There are still too many disruptive students and uncaring parents in our midst. Too often, these students are tolerated and allowed to go unchecked, and too often, they prevent teachers from teaching and students from learning. An answer must be found if improvement is to take place.
The truth is, discipline problems occur for an assortment of reasons, beginning with family upbringing. The students need help, and parents need to be held accountable for the disruptive conduct and flagrant behavior of their children.
Many of these children get very little support and involvement from their parents and other caregivers. They come to school unprepared: lack of sleep, nourishment, nurturing, supervision, and the like. They come to school without pencil, paper or book, lacking a thirst for knowledge and a hunger for learning.
Some of these issues/problems are beyond the scope of the classroom teacher. Correspondingly, these students act out and become disruptive in the classroom to the detriment of everyone else. They lack motivation and fail to understand the importance of getting a “good education.” Too often, parents, and in some cases grandparents, do not care, or lack the capacity to bring their children/ grandchildren under control.
For a brief moment, imagine how much more progress could be made with our children, if we could only eradicate this “discipline problem.” Parental involvement and family support are key components of the “education triad”: student-parent-teacher. One cannot overstress the fact that it requires all three to ensure a quality education for all of our children. Our children need to be, and must be, encouraged to perform and achieve at their maximum potential.
According to the age-old adage, it takes a whole village to raise a child. However, I hold, firmly and tenaciously, the belief that the parents/family of that child need to be at the center and forefront of that village. This calls for the parents/family to give love, support and guidance. Only they can ensure that this is done – daily, regularly, consistently and unrelentingly. This should be (come) their “labor of love.”
My contribution to this matter is just the tip of the proverbial iceberg, as the issue is highly intricate and innately complex. Furthermore, it must be brought out in the open and dealt with. Alternatively, we will miss an opportunity to “make things better” for all of our children.
Therefore, let us begin the new school year by doing our part for all of our children, remembering that classrooms are centers of education, and home is where discipline starts. The seeds of discipline are sowed in the home, the flowers of discipline are displayed in the school and the fruits of discipline are reaped by the community at large.

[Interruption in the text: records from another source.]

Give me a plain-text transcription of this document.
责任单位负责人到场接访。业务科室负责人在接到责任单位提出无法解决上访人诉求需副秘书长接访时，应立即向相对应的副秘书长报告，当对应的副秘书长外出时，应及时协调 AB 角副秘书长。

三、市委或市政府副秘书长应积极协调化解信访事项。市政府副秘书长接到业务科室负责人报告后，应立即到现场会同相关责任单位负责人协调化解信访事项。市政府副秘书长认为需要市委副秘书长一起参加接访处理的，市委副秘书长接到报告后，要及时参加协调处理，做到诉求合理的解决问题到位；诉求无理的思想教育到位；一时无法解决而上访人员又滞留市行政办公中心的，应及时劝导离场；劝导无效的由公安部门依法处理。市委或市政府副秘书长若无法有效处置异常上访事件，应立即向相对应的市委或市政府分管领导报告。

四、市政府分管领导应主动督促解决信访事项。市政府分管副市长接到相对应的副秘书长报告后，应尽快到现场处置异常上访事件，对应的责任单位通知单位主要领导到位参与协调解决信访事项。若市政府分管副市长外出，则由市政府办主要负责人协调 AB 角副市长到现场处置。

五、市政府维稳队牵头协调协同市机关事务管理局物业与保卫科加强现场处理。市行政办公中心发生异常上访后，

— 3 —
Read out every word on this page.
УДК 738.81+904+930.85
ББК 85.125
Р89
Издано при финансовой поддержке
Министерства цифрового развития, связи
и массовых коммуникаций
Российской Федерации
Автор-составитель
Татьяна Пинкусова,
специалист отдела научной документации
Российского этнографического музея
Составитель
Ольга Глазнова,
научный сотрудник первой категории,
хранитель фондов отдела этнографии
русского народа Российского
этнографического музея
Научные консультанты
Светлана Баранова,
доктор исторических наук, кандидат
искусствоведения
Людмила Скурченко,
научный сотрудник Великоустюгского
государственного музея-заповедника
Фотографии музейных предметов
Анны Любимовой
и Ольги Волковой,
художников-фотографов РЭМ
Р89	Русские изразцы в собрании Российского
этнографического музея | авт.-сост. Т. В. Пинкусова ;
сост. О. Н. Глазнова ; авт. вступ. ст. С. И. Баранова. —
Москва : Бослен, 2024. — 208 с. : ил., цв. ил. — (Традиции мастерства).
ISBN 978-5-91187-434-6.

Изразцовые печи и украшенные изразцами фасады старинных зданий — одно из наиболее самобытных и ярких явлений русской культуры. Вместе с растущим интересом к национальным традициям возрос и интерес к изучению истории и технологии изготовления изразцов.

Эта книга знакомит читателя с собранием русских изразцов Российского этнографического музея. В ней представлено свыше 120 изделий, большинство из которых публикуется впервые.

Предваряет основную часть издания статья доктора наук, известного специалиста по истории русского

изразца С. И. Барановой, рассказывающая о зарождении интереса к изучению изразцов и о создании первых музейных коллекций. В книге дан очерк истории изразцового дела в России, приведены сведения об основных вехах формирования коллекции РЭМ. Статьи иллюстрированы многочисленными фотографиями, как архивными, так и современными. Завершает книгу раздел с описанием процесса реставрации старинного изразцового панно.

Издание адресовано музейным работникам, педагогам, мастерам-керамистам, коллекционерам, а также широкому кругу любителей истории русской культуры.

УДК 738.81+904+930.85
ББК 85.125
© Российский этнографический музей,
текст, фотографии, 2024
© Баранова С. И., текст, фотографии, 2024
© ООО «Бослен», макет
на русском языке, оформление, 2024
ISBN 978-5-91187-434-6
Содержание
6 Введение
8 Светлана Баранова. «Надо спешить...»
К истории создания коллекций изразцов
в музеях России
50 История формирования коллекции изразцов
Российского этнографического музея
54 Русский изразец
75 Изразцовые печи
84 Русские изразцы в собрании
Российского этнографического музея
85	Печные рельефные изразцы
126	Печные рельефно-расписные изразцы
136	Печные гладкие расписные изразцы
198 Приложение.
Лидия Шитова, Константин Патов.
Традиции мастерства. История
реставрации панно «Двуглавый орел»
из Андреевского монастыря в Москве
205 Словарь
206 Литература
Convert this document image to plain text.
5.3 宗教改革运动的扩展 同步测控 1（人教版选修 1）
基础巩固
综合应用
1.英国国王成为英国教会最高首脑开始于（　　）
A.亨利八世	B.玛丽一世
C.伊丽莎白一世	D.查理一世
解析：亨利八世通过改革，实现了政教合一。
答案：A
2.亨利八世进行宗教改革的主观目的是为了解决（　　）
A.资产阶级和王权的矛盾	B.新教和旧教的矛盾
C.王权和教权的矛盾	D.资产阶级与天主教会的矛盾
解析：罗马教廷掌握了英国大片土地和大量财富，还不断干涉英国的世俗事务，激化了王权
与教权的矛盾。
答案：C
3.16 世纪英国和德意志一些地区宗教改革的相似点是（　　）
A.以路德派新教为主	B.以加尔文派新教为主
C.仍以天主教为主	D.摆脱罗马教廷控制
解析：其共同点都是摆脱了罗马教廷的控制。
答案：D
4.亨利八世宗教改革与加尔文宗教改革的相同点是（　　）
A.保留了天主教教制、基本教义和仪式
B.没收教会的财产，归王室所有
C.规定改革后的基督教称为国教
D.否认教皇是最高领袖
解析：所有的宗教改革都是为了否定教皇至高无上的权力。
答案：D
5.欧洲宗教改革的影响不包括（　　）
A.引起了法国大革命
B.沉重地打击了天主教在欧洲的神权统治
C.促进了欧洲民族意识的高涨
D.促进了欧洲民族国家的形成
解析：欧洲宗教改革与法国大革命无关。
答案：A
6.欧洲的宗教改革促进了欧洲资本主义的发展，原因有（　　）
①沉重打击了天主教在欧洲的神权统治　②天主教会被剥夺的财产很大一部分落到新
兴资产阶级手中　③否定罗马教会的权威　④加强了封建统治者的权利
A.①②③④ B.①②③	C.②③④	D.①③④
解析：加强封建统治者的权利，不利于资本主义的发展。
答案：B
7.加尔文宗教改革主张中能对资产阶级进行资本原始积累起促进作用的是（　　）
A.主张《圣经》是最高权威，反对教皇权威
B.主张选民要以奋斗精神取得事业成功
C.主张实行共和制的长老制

Yvonne Sam, a retired Head Nurse and Secondary School Teacher, is Vice-president of the Guyana Cultural Association of Montreal. A regular columnist for over two decades with the Montreal Community Contact, her insightful and incursive articles on topics ranging from politics, human rights and immigration, to education and parenting have also appeared in the Huffington Post, Montreal Gazette, XPressbogg and Guyanese OnLine. She is also the recipient of the Governor General of Canada Caring Canadian Citizen Award.